Oggi il suo esempio può insegnarci a ritrovare le nostre radici europee, aprendoci gli occhi sull’unità spirituale, etica e culturale della nostra collettività.
Il cammino è sempre occasione di incontro e dialogo con chi è al di fuori della nostra zona di stasi; questo cammino in particolare favorisce contatti con le varie comunità colombaniane italiane ed europee.
Dagli scritti che raccontano di San Colombano è evidente come questo monaco avesse la capacità di attrarre verso di sé l’attenzione e l’interesse degli altri: quello che stupisce è come riuscisse a parlare in modo così diretto ed efficace sia con le persone semplici sia con monarchi e Papi. I sovrani Longobardi furono da subito affascinati da questo personaggio e si servirono di lui come mediatore nei confronti del papato. Allo stesso modo, paradossalmente, tanti miti raccontano di un Colombano che riusciva ad ammansire orsi e richiamare a sé gli animali del bosco. Nonostante venga descritto spesso come “l’irlandese di ferro”, ligio alle ferree regole monastiche e poco indulgente con chi aveva debolezze di spirito, riusciva comunque a circondarsi di persone che lo amavano e lo ammiravano, pronte a lasciare tutto ciò che avevano pur di seguire la sua parola.

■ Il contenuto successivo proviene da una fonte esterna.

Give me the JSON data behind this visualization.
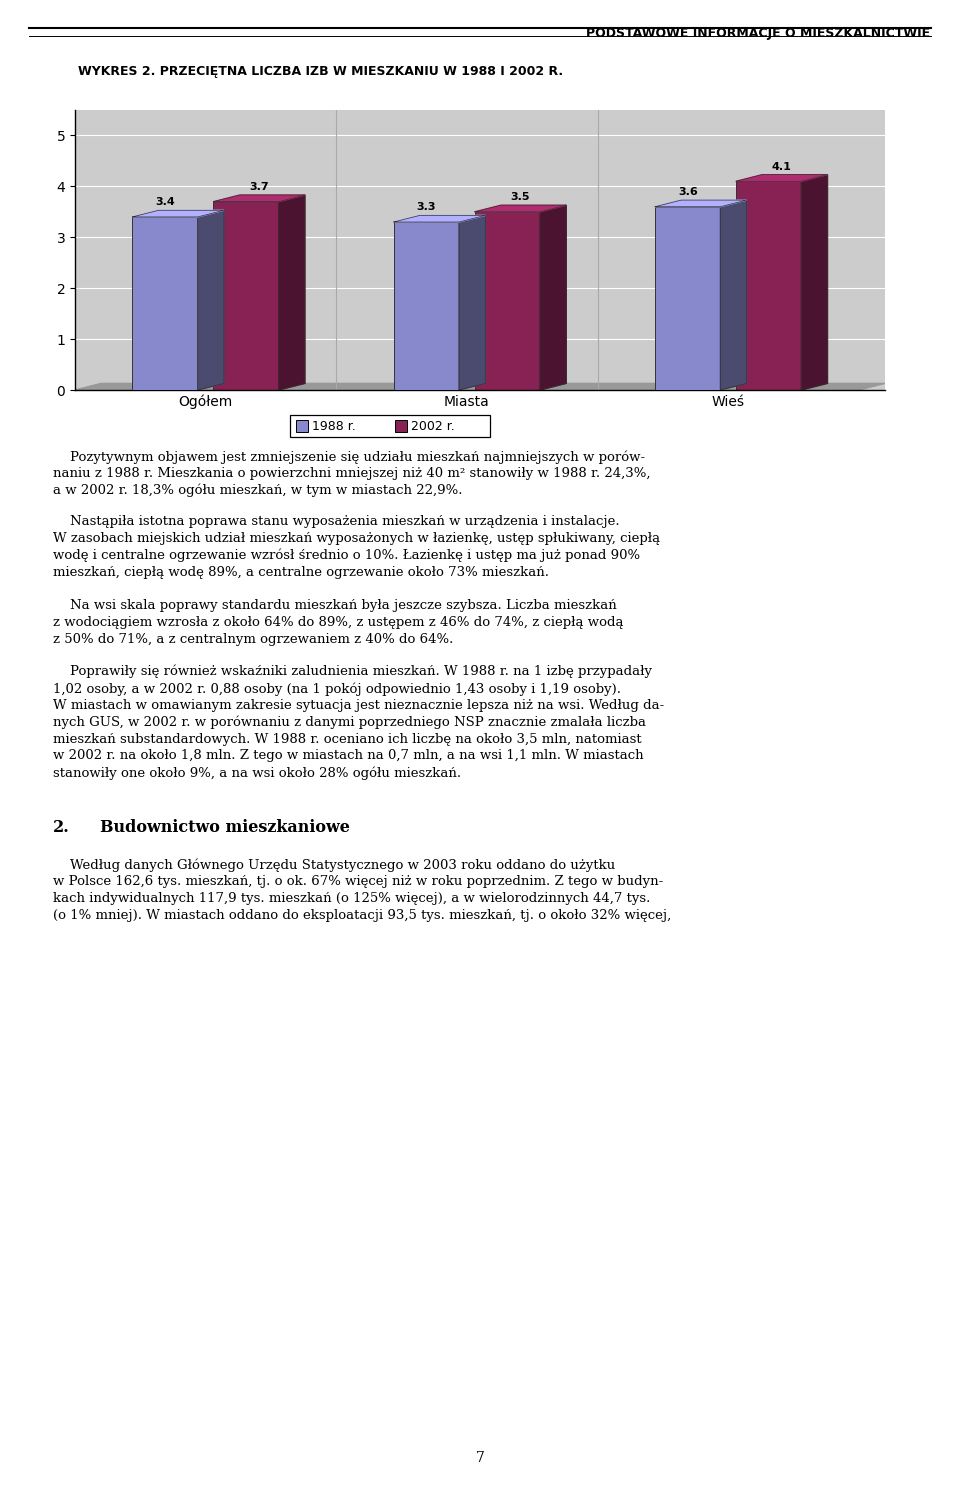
{
  "page_title": "PODSTAWOWE INFORMACJE O MIESZKALNICTWIE",
  "chart_title": "WYKRES 2. PRZECIĘTNA LICZBA IZB W MIESZKANIU W 1988 I 2002 R.",
  "categories": [
    "Ogółem",
    "Miasta",
    "Wieś"
  ],
  "values_1988": [
    3.4,
    3.3,
    3.6
  ],
  "values_2002": [
    3.7,
    3.5,
    4.1
  ],
  "color_1988": "#8888cc",
  "color_2002": "#882255",
  "legend_1988": "1988 r.",
  "legend_2002": "2002 r.",
  "yticks": [
    0,
    1,
    2,
    3,
    4,
    5
  ],
  "bar_chart_bg": "#cccccc",
  "paragraphs": [
    "    Pozytywnym objawem jest zmniejszenie się udziału mieszkań najmniejszych w porów-\nnaniu z 1988 r. Mieszkania o powierzchni mniejszej niż 40 m² stanowiły w 1988 r. 24,3%,\na w 2002 r. 18,3% ogółu mieszkań, w tym w miastach 22,9%.",
    "    Nastąpiła istotna poprawa stanu wyposażenia mieszkań w urządzenia i instalacje.\nW zasobach miejskich udział mieszkań wyposażonych w łazienkę, ustęp spłukiwany, ciepłą\nwodę i centralne ogrzewanie wzrósł średnio o 10%. Łazienkę i ustęp ma już ponad 90%\nmieszkań, ciepłą wodę 89%, a centralne ogrzewanie około 73% mieszkań.",
    "    Na wsi skala poprawy standardu mieszkań była jeszcze szybsza. Liczba mieszkań\nz wodociągiem wzrosła z około 64% do 89%, z ustępem z 46% do 74%, z ciepłą wodą\nz 50% do 71%, a z centralnym ogrzewaniem z 40% do 64%.",
    "    Poprawiły się również wskaźniki zaludnienia mieszkań. W 1988 r. na 1 izbę przypadały\n1,02 osoby, a w 2002 r. 0,88 osoby (na 1 pokój odpowiednio 1,43 osoby i 1,19 osoby).\nW miastach w omawianym zakresie sytuacja jest nieznacznie lepsza niż na wsi. Według da-\nnych GUS, w 2002 r. w porównaniu z danymi poprzedniego NSP znacznie zmalała liczba\nmieszkań substandardowych. W 1988 r. oceniano ich liczbę na około 3,5 mln, natomiast\nw 2002 r. na około 1,8 mln. Z tego w miastach na 0,7 mln, a na wsi 1,1 mln. W miastach\nstanowiły one około 9%, a na wsi około 28% ogółu mieszkań."
  ],
  "section_title_num": "2.",
  "section_title_text": "Budownictwo mieszkaniowe",
  "section_paragraph": "    Według danych Głównego Urzędu Statystycznego w 2003 roku oddano do użytku\nw Polsce 162,6 tys. mieszkań, tj. o ok. 67% więcej niż w roku poprzednim. Z tego w budyn-\nkach indywidualnych 117,9 tys. mieszkań (o 125% więcej), a w wielorodzinnych 44,7 tys.\n(o 1% mniej). W miastach oddano do eksploatacji 93,5 tys. mieszkań, tj. o około 32% więcej,",
  "page_number": "7"
}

Raccontateci l’esperienza più emozionante che avete vissuto lungo questo cammino.
Il cammino di san Colombano è un percorso di riscoperta delle cose semplici, della tranquillità e dei luoghi di pace. Una volta immersi in questa prospettiva e allontanati dalla frenesia della città è molto facile stupirsi di quello che abbiamo intorno e godere delle piccole cose. Di sicuro il ricordo più particolare è stato il Transitum Padi, il guado del Po: è un’avventura unica su un cammino, non solo perché attraversiamo il fiume più grande d’Italia, ma perché è un’esperienza a tutto tondo. Si ha la possibilità di conoscere Danilo, il Caronte dei pellegrini, che da anni si mette con passione a disposizione per accogliere e traghettare i viandanti sulla sponda piacentina del fiume, ma che, inoltre, tiene instancabilmente delle vere e proprie lezioni di storia per illustrare l’importanza del luogo in cui si transita. Dopo averlo salutato, si è sicuramente più consapevoli dell’esperienza che si sta compiendo e del significato del nostro cammino.
Anche l’arrivo a Bobbio è sicuramente uno dei momenti più coinvolgenti del cammino. È la fine della peregrinazione, ma allo stesso tempo il completamento di un’esperienza indimenticabile. La visita alla tomba del Santo e all’eremo di san Michele, nella loro sacralità, sono l’emozionante sigillo di questo percorso.